Ten years ago, a student working in David Walt's chemistry lab at Tufts University conducted a frustrating experiment to create an array of pointed optical fibers for use as a new surface scanning method. Attempting to etch an optical imaging fiber array into these points, the student produced precisely the opposite result: the fibers etched into small wells or depressions in that array. Many mentors would have simply scratched the experiment and told the student to start over. Instead, Walt decided to try using the oddly-shaped array–and in the decade since, it has become a valuable technology used to analyze genetic profiles, screen drug compounds, detect chemicals, and more.
This experience exemplifies one of Walt's central credos: embrace the unexpected. "I generally tell all my students who do research to have a prepared mind and to realize that the most interesting experiments often emerge from something unexpected," said Walt.
Now, undergraduates will also have the opportunity to put Walt's philosophy into action as they work on open-ended projects that may produce unexpected findings and take them in new directions.
As an HHMI professor, the chemist plans to guide undergraduates in developing multi-year bioinformatics research projects. Students in the program will also design experiments for K-12 students and take a remodeled organic chemistry course, enhanced with chemical biology experiments. Walt's goal is to share contemporary, engaging science with students who ordinarily wouldn't encounter it.
Ultimately, Walt would like to fully integrate the undergraduate research experience, classwork, and outreach efforts. He wants younger students as well as undergraduates to know how dramatically the very pursuit of science has changed. Before genomics, proteomics, and other fields with huge data sets emerged, scientists all shared a traditional hypothesis-driven approach to investigation. Today, however, data often run the show, as researchers collect tremendous amounts of it and then use computer software to reveal complex patterns, which help them form conclusions and new questions.

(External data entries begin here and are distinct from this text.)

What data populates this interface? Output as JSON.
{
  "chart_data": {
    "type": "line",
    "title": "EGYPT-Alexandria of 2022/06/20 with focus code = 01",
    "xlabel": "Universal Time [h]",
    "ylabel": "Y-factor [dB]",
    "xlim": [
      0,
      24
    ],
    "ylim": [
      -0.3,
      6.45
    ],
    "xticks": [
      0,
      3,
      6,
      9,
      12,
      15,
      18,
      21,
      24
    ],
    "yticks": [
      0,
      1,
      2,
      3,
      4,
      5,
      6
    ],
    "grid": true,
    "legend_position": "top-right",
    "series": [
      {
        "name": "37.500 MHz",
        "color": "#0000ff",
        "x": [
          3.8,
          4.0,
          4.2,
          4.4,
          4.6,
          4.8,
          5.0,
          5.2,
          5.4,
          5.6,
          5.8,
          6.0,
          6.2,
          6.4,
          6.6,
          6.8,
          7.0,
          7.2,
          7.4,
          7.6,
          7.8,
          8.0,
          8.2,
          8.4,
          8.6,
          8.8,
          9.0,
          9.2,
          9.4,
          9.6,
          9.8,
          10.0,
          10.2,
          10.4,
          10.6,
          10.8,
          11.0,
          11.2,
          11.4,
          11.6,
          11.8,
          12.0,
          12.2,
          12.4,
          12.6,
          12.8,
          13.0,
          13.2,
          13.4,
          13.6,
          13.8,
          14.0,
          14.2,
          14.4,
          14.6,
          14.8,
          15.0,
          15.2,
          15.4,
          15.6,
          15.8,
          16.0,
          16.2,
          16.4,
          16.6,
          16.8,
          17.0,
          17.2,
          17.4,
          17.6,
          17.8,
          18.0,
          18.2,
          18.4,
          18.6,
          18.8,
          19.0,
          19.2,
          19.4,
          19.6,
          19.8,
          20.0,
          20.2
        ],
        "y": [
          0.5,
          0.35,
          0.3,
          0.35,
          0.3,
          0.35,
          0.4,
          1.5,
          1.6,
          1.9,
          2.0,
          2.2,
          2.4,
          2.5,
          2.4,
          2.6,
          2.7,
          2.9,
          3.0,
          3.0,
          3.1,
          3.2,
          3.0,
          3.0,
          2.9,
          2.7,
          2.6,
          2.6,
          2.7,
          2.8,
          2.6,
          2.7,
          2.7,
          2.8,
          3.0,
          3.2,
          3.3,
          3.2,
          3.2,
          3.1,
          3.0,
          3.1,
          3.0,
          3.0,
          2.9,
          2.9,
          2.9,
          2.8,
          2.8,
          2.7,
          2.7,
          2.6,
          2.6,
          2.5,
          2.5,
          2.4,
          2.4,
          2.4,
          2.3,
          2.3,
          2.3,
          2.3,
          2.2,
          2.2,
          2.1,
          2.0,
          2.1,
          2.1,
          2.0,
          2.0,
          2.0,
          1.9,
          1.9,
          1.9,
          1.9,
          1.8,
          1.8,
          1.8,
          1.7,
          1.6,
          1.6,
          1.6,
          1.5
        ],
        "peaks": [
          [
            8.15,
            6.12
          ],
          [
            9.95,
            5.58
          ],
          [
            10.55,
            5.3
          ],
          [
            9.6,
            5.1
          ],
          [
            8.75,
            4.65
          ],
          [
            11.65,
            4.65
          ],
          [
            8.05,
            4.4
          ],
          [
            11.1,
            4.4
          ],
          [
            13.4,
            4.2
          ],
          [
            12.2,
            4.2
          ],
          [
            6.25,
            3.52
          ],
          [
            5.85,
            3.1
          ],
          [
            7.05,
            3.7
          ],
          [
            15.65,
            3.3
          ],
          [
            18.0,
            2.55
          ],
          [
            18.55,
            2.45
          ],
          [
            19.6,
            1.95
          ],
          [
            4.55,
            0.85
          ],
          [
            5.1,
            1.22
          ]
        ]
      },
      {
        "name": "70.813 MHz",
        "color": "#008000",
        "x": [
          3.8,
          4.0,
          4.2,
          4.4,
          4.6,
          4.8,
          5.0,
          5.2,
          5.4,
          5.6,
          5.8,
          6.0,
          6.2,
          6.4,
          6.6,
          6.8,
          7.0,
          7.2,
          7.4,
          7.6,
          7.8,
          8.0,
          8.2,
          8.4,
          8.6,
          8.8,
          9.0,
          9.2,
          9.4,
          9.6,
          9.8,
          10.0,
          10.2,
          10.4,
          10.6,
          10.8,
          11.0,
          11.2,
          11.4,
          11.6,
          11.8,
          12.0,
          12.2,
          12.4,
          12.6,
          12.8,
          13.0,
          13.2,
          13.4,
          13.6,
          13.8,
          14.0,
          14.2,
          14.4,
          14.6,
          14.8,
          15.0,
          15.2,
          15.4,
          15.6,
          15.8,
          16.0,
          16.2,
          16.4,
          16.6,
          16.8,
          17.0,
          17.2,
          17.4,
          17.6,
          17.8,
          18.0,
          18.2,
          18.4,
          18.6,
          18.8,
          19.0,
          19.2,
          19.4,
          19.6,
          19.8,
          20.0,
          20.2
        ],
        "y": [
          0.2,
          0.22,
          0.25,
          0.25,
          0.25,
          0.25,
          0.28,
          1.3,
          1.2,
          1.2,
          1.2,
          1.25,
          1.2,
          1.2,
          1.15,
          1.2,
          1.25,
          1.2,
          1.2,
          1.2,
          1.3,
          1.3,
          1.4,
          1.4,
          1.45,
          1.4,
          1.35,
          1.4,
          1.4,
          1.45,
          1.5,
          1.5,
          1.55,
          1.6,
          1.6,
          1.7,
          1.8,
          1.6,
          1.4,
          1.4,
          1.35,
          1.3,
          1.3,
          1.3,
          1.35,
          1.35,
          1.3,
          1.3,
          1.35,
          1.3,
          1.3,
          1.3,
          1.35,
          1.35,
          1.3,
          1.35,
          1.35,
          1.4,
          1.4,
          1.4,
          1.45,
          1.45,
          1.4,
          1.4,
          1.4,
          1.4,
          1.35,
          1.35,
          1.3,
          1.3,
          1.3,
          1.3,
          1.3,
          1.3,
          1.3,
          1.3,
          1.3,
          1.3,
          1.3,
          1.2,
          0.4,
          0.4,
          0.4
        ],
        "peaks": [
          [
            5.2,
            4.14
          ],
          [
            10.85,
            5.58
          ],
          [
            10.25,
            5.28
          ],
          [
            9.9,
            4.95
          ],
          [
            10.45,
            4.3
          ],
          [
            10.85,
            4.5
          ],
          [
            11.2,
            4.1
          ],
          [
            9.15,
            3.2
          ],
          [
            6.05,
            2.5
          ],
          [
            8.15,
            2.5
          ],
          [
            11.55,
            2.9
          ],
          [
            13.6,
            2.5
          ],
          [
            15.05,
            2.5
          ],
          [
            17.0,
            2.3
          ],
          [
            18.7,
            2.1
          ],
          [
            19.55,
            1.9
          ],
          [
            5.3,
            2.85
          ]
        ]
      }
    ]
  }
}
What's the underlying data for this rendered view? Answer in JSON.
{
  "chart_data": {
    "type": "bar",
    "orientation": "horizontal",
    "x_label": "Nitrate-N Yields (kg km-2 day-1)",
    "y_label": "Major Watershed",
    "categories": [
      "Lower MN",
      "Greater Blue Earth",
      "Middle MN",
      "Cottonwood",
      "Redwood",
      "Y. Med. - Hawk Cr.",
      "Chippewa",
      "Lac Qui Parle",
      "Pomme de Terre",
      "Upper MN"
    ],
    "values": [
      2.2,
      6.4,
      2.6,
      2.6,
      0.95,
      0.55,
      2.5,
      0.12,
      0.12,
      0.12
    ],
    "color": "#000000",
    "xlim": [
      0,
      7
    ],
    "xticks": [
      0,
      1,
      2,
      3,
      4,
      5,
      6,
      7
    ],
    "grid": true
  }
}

"This model is a very different way to do science," he said. It mandates recruiting computer science students into the life sciences, breaking cultural barriers between scientific disciplines, and building teams." That's why he sees bioinformatics as such a good tool for teaching the new science.
"When I have undergraduates working in my lab, they inevitably say, `Wow, I had no idea all this incredible stuff was going on,'" Walt remarked. Gone are the days in which the primo class experiment involved squinting through a microscope at a cell scraped from the inside of a student's cheek, he said. "Today, if we are studying a cheek cell, we could do a complete genetic profile of that cell and tell the student his or her propensity toward certain diseases. This powerful capability is rarely conveyed to budding undergraduate science students. And I want to change that, not just for the students already in my lab, but for undergraduates generally."